The lights when out, so I bent down to take my notebook from my bag, and when I looked up my immediate response was a whispered “Oh my gawd!” Because the stage’s modestly modern décor was designed perfectly. The minimalist style of the scenery had a bright white color scheme, against which were set brilliant pinks, neon greens, and spots of flamboyant orange accents. It was an aesthetic pick-me-up for my eyes, which quickly seeped into my thirsty spirit. Three things instantaneously happened:  I forgot about Donald.  My belief in the importance and effect of spatial concepts was reconfirmed.  I was finally ready to review the the comedy about to unfold in front of me.

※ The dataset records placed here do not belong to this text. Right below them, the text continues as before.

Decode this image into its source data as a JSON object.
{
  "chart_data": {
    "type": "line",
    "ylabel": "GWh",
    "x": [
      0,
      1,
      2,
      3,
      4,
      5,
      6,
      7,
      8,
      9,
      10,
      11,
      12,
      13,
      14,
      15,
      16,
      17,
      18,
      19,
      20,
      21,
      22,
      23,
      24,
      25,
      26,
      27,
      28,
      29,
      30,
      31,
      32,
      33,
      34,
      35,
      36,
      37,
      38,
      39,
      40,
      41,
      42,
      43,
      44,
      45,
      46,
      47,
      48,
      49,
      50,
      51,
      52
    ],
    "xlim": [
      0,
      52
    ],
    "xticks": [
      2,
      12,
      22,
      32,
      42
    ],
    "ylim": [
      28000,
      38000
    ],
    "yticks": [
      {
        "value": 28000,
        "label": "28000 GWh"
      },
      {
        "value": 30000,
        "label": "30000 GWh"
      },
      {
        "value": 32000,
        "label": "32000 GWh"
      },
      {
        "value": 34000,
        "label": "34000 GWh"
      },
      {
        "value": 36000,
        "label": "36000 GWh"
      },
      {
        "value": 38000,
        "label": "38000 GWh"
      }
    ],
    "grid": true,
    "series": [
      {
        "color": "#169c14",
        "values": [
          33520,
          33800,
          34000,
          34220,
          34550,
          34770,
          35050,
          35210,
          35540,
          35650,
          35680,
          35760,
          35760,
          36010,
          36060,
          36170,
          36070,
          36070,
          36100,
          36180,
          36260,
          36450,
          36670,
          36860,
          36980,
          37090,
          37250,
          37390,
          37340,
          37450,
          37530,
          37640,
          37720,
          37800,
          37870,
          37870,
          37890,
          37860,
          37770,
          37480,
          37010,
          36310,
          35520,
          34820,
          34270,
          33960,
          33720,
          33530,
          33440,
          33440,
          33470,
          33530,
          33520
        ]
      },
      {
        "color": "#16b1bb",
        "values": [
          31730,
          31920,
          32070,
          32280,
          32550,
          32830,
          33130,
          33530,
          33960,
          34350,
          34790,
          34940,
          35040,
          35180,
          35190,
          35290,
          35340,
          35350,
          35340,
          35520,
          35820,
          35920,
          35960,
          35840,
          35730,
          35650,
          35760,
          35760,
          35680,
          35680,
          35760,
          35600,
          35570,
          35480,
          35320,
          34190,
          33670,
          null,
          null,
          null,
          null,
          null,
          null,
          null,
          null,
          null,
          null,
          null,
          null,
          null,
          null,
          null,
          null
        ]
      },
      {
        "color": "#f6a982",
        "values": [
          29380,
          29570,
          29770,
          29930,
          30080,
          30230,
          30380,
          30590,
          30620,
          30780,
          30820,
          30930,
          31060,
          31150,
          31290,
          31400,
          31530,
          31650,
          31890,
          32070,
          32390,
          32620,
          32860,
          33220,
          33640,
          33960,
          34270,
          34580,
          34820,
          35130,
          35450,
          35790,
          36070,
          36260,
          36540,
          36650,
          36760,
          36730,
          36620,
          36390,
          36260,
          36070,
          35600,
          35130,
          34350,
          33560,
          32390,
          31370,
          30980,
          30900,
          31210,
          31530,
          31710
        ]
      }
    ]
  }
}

The Liar is a frolicsome story. I imagine if someone enjoys the television series “Glee,” then they would also enjoy this play. There are dance routines by the ensemble cast. There is romantic intrigue, and ultimately The Liar falls in the genre of teen drama, with focus on young adult characters who enjoy the melodrama of manic emotional relationships. In a flurry, actors on stage laughed and cried, with girls slapping guys for impropriety, but guys still continuing with their rude and ill-mannered ways.
I gazed into this slapstick funny fluff, searching for something substantial, and I spotted it in the actress Angela Bilkic who played the character Lucrece. Bilkic is an award-winning actress who is based in New York City, and she owned her character Lucrece! When Bilkic delivered her monologues, you stayed with every nuance, as Bilkic expressed really mature feeling while keeping the scene funny.
Another shining star in this cast was actor Paul Michael Valley, who has been on television and the stage for twenty-five years. As the character Alcippe, Valley brought out the best in actors he shared scenes with. Valley was the most skilled actor in the cast and has mastered acting. When parts of The Liar could have devolved into quibbles about love letters and boring boasting about sexual exploits, Paul Michael Valley would literally roar onto stage with such unbeatable bravado that the younger men acting with him were repeatedly forced to more fully inhabit and present their characters. Valley’s credits include “Guiding Light,” which I watched throughout 1990s, and “Law and Order: SVU.”
If you have a high schooler who is studying the classic love trysts, anything by Emily Brontë or Shakespeare, or a teenager who enjoys “Glee,” then purchase some tickets and make The Liar a fun night out at the theater. It is on stage for the rest of January.